La gestante, dopo essere stata dimessa in seguito a un primo accesso in Pronto soccorso, sarebbe tornata in ospedale dopo tre ore e sarebbe stata sottoposta a un cesareo d’urgenza a fronte di una diagnosi di distacco placentare

Si sarebbe presentata in Pronto soccorso con perdite di sangue ma, dopo essere stata visitata, sarebbe stata rimandata a casa. Poco dopo la donna, 27enne alla trentanovesima settimana di gravidanza, si sarebbe nuovamente recata in ospedale e, questa volta, sarebbe stata sottoposta a un cesareo d’urgenza in seguito a una diagnosi distacco placentare. La sua piccola, tuttavia, sarebbe nata morta.

Il fatto, riportato dal Mattino di Padova, risale a fine novembre. In seguito al primo accesso nel nosocomio di Schiavonia, la giovane sarebbe stata dimessa alle 23.40 con una diagnosi di “falso travaglio” dopo una cardiotocografia esterna effettuata al fine di individuare precocemente stati di sofferenza fetale.

A distanza di tre ore la gestante si era riprensentata presso la struttura sanitaria dove le sarebbero state riscontrate perdite ematiche e una riduzione dei movimenti fetali.

Da li la corsa in sala operatoria ma una volta estratta la piccola sarebbe nata priva già priva di vita e a nulla sarebbero valsi i tentativi di rianimazione da parte del personale sanitario.

In seguito alla denuncia presentata dalla donna e dal compagno la Procura del capoluogo di provincia veneto ha aperto un fascicolo sul caso per fare piena chiarezza sull’accaduto e valutare la sussistenza di eventuali responsabilità sanitarie.

Per la famiglia, il caso merita un approfondimento da parte della Procura.
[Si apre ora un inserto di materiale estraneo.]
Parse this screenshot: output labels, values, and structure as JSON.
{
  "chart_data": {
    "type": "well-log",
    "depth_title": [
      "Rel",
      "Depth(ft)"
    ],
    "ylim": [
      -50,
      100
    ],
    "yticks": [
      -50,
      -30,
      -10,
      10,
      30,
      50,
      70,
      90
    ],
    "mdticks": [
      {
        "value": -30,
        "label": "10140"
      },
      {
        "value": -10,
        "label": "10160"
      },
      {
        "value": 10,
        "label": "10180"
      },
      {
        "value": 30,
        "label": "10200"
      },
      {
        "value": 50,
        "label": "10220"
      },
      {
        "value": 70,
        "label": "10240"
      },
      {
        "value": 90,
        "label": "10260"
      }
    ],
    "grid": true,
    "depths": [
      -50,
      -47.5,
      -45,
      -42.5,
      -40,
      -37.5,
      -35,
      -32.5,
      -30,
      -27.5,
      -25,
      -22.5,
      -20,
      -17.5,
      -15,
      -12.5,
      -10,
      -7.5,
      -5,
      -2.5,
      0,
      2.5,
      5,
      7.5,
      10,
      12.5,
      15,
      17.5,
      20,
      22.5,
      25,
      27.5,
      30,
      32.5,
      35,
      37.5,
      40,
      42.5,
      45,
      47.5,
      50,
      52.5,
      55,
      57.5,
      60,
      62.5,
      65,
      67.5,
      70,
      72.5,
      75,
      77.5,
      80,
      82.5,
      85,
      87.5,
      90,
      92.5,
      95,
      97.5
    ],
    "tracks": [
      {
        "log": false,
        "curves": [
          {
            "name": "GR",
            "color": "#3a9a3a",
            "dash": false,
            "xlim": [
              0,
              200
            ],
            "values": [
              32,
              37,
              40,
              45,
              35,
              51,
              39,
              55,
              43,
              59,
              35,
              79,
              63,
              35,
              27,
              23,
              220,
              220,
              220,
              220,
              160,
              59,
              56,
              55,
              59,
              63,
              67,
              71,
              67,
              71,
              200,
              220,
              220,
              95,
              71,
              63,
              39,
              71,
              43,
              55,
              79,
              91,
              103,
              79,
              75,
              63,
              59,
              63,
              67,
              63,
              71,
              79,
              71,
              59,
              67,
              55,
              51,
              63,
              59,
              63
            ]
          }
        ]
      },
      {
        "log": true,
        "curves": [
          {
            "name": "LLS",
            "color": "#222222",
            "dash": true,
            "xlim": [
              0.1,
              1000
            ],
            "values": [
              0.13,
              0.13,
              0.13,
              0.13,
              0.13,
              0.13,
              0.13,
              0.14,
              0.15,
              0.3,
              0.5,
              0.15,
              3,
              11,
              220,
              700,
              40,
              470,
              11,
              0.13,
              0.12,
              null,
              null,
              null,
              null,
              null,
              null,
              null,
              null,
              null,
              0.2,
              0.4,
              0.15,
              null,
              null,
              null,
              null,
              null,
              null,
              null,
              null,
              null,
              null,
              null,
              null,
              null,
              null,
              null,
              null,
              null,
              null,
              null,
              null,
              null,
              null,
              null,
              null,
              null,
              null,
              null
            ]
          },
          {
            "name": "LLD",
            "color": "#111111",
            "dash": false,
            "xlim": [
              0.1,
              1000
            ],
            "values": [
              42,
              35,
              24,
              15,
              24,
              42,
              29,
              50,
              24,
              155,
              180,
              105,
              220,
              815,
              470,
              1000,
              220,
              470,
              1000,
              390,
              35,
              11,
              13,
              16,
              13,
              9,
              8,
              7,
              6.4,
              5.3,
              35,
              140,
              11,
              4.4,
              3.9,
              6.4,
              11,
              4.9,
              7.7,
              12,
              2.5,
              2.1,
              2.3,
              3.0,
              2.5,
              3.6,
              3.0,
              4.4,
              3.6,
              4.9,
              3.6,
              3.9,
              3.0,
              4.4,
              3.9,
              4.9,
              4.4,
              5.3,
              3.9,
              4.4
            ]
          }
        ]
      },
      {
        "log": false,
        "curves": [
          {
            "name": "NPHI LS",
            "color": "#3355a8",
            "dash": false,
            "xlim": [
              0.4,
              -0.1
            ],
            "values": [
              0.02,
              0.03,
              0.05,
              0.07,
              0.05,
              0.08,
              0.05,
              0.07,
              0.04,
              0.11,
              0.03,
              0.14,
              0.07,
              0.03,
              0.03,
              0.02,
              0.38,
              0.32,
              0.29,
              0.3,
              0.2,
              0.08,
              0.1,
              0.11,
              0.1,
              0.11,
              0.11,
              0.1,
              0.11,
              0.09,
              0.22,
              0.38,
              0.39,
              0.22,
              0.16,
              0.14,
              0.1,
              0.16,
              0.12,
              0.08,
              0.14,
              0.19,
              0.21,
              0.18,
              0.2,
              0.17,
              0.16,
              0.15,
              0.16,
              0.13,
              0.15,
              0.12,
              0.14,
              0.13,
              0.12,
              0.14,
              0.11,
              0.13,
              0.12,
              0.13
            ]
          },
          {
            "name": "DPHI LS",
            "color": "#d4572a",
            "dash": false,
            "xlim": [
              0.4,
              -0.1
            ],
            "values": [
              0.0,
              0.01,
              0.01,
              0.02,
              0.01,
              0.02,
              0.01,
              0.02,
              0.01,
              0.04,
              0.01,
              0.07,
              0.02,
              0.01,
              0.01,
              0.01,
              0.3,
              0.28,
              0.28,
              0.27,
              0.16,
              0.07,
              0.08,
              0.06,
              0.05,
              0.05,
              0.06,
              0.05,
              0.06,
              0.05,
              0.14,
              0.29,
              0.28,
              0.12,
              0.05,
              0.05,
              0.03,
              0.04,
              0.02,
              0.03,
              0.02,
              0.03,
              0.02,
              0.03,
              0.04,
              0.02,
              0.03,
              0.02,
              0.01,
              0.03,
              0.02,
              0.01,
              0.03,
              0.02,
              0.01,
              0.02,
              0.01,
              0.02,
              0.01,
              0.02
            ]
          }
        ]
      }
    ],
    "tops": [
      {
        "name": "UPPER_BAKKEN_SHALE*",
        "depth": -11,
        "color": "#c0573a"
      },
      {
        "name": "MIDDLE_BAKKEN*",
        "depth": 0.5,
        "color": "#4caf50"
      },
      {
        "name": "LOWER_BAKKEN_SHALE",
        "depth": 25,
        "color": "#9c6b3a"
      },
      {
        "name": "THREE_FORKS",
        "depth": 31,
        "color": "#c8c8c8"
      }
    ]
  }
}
In particolare, i genitori chiedono che vengano disposti tutti gli accertamenti necessari, compreso l’esame autoptico, per fare piena luce sulle cause della tragedia e valutare se sussistano eventuali responsabilità per l’accaduto. Il sospetto è che una maggiore scrupolisità da parte del personale sanitario avrebbe potuto salvare la vitta alla loro bimba.

Per il legale della coppia, inoltre, sembrerebbero esistere elementi di responsabilità medica tali da condurre a un importante risarcimento in sede civile. La giovane donna, peraltro, otto giorni dopo l’intervento sarebbe stata costretta anche a ricorrere alle cure dell’ospedale per un ematoma sulle suture che le erano state praticate in seguito al taglio cesareo.